Scoglio della sirena

di Giulio Ghirelli
Terza parte  / “Ritorno allo Scoglio della sirena”

Alle due del pomeriggio, nella zona di sbarco passeggeri dell’Aeroporto Internacional de Madeira, Joaquim Righeleira, detto Joao, -agitato come un mare in burrasca- stava rileggendo per l’ennesima volta il messaggio che quella mattina gli era arrivato, come un fulmine a ciel sereno, dalla pittrice sarda Maurilia Selinas, in arte Ilia,: Sono all’aeroporto di Cagliari. Sto per salire sul volo che parte alle ore 9,10 e arriva a Madera alle 13,50. Non chiedermi niente, voglio che sia una sorpresa…
La sorpresa più bella, era che avrebbe rivisto Ilia, da quando, due mesi prima, l’aveva conosciuta in Sardegna, durante il suo viaggio in Italia alla scoperta dei fari di quel paese. E già questo lo aveva mandato in brodo di giuggiole. Ma non aveva dubbi che la sorpresa che voleva fargli la pittrice, era  di chiedergli di portarla a dipingere il faro nel posto più fantastico della sua vita di uomo di mare.
E questo lo aveva mandato al settimo cielo. Tornare allo Scoglio della sirena con Ilia…
Però aveva obbedito alla richiesta della pittrice: non aveva chiesto niente. Si era limitato a pigiare sul tastierino dei messaggi una rosa rossa. Però gli sembrava poco, e allora ne aveva aggiunte due. E poi la faccina col cuoricino all’angolo della bocca. E poi si era azzardato ad aggiungere un cuore.
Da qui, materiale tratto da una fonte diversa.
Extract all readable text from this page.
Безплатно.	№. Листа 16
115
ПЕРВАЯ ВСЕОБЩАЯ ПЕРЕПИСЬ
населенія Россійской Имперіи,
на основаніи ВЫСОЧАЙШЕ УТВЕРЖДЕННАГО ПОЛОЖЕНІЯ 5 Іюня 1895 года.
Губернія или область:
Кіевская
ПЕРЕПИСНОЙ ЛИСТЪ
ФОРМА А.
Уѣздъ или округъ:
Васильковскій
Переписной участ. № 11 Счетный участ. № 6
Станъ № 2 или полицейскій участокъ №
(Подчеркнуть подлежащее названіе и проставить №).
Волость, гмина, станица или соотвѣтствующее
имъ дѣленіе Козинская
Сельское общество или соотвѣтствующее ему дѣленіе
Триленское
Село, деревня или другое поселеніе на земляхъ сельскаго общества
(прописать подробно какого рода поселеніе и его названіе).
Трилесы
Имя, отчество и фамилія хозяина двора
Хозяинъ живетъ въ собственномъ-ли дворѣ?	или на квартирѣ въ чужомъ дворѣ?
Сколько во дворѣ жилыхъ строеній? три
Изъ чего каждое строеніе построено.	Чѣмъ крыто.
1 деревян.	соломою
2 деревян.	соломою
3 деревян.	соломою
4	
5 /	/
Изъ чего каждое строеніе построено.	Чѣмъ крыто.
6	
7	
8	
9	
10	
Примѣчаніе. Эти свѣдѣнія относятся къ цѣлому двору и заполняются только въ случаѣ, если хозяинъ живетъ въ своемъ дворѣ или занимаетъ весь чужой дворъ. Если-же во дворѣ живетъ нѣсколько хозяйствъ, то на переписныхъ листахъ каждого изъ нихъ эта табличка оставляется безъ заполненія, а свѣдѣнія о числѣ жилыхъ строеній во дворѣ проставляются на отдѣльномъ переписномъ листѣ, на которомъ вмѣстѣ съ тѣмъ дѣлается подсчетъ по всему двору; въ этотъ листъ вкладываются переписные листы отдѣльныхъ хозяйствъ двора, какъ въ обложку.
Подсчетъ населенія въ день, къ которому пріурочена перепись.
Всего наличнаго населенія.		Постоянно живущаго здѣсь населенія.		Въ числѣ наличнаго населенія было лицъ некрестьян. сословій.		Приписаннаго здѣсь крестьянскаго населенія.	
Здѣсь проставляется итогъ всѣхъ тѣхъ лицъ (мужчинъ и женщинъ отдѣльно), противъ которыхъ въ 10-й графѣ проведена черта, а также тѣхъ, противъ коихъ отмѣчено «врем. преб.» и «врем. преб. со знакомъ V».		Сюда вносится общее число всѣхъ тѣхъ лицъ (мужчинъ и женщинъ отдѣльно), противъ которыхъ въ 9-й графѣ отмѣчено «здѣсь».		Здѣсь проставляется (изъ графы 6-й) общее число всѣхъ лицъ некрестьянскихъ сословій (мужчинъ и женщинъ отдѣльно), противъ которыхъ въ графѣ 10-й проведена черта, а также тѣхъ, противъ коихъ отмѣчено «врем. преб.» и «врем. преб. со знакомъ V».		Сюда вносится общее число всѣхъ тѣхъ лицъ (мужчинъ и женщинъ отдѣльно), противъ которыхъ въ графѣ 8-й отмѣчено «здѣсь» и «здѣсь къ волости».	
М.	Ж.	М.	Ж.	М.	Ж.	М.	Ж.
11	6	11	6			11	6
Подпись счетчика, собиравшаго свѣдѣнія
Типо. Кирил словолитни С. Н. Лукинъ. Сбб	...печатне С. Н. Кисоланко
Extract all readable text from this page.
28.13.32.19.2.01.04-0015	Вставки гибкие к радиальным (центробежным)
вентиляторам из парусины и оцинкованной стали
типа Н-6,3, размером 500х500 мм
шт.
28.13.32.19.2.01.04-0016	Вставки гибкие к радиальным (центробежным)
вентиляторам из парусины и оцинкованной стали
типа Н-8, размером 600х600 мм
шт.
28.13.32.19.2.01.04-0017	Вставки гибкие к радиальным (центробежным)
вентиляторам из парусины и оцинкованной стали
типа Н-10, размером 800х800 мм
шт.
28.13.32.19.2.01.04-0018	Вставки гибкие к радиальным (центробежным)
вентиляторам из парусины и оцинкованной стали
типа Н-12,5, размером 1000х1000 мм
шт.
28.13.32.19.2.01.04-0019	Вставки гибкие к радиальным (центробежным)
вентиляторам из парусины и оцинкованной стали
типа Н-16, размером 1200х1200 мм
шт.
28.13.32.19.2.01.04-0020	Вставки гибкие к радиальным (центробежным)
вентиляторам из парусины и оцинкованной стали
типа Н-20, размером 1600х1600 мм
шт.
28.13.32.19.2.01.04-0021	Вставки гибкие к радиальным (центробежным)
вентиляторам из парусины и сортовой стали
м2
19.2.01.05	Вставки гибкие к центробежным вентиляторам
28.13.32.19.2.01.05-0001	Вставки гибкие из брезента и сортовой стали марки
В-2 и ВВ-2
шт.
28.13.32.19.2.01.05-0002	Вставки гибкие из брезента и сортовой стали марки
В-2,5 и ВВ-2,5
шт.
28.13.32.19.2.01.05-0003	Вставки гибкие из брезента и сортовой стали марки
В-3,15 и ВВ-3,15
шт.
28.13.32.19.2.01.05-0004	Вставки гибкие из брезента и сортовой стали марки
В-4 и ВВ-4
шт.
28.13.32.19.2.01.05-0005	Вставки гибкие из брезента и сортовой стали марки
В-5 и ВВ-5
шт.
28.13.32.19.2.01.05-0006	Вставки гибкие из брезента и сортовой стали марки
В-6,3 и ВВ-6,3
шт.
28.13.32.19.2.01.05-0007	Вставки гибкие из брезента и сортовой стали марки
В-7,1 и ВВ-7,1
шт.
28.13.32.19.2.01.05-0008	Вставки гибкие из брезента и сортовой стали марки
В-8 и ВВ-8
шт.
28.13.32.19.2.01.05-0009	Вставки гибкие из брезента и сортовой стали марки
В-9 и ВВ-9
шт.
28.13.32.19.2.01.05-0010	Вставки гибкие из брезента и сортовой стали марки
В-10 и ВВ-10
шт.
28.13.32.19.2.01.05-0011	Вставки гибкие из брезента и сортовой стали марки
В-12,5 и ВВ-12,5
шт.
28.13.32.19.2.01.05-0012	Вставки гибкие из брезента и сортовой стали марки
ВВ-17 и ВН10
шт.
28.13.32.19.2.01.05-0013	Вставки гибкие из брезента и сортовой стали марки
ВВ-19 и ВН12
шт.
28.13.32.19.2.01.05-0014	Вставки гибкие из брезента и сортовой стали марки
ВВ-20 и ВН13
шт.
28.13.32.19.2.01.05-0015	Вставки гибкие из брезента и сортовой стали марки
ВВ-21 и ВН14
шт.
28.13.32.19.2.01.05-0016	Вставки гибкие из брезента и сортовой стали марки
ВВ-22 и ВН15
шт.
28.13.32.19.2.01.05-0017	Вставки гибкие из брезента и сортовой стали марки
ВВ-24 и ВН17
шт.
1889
E col cuore a mille all’ora, alle undici di quella mattina si era messo in auto, e in venti minuti aveva percorso i diciotto chilometri che dalla sua casa di Funchal conducono all’aeroporto. In anticipo di due ore e mezza sull’orario di arrivo dell’aereo proveniente da Cagliari.
Ma con l’ansia che aveva dentro, non era riuscito a fare altrimenti. E quelle ore di attesa nella sala d’aspetto dell’aeroporto non passavano mai. Aveva bevuto un caffè, poi, alla una, aveva mangiato un panino ripieno di polpetta di baccalà, che contrariamente al solito, gli era rimasto sullo stomaco.
Del resto, l’agitazione non aiuta la digestione. E allora, altri due caffè per digerire il baccalà, ma avevano avuto solo l’effetto di aumentare l’ansia. Aveva comprato un giornale, ma ogni due righe levava dalla tasca il telefonino e rileggeva il messaggio di Ilia, per avere la conferma di non esserselo sognato.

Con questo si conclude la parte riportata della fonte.